Before knowledge of the octuplets became public, Suleman had been living with her children and mother in a small three-bedroom house in Whittier, California. Property records show the Suleman house in mortgage default and could be sold at auction in May. Suleman's parents filed for bankruptcy in 2008 claiming nearly $1 million in liabilities and abandoned another home in late 2007. As of February 2009, Suleman was receiving $490 per month in food stamps along with disability payments for three of her six previous children.

While mockery and ridicule are hurled at Suleman here in the States, one must wonder if it is the prevailing western view that has tainted our view of motherhood which should be adorned in glory and splendor. Would she receive the same kind of ridicule in Iraq, in Israel, or in the Congo?

The use of IVFs, the absentee husband and the financial instability, notwithstanding, when a woman mothers more than three children in Western society, her neighbors’ eyebrows begin to raise.

Lakisha Trader, a woman in her twenties living in Brooklyn, NY, claims that her being a mother to 10 children is rarely celebrated in her community, even though she is married to the father of them all.
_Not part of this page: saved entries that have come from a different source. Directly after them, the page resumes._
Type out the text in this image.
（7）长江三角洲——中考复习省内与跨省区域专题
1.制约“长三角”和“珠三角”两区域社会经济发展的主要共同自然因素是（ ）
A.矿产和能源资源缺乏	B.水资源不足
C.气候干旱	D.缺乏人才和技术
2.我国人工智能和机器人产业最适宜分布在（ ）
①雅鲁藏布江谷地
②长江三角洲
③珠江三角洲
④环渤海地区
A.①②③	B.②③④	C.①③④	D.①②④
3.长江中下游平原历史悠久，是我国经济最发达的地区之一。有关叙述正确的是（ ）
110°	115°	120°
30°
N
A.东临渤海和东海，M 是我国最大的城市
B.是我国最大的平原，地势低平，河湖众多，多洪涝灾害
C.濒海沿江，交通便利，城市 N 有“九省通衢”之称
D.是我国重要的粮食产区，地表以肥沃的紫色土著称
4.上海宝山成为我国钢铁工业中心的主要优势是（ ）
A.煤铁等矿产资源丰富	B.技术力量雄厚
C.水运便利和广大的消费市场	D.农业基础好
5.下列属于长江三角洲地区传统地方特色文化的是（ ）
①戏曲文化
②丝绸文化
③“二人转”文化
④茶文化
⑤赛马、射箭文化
The information is usually accompanied by gasps, incredulous nods, or looks of horror.

“But, when I take my kids to their Jewish pediatrician, the fact that I have that many children is the norm,” she said. “They love big families.”

Just as in the Holy Scriptures, a Jewish person believes a fruitful woman is cause to rejoice not snicker or stammer. Barren women in The Old Testament such as Sarai and Hannah wept and prayed day after day for God to bless their wombs. It was, and still is, a great honor to mother children in the Jewish tradition.

The Suleman pregnancy is ironic in an age where Evangelical Christians, right-to-lifers of all faiths and Planned Parenthood proponents are embroiled in  fierce debate.  Wouldn’t one expect a person of faith to be far more supportive of a woman who is bringing forth life, not cutting it short? Or has the IVF procedure exempt her from receiving this kind of support?

As it stands, many would claim that a woman’s career and success in industry has overshadowed the blessing of the fruit of one’s loins. Moreover, Western society’s obsession with leisure and early retirement has finally trumped the desire of being blessed with a large family, for with it comes labor and time and attention to ensure that they’re not all screw-ups.

Well, Nadya Suleman has stepped up to the plate. Let’s pray she hits a home run!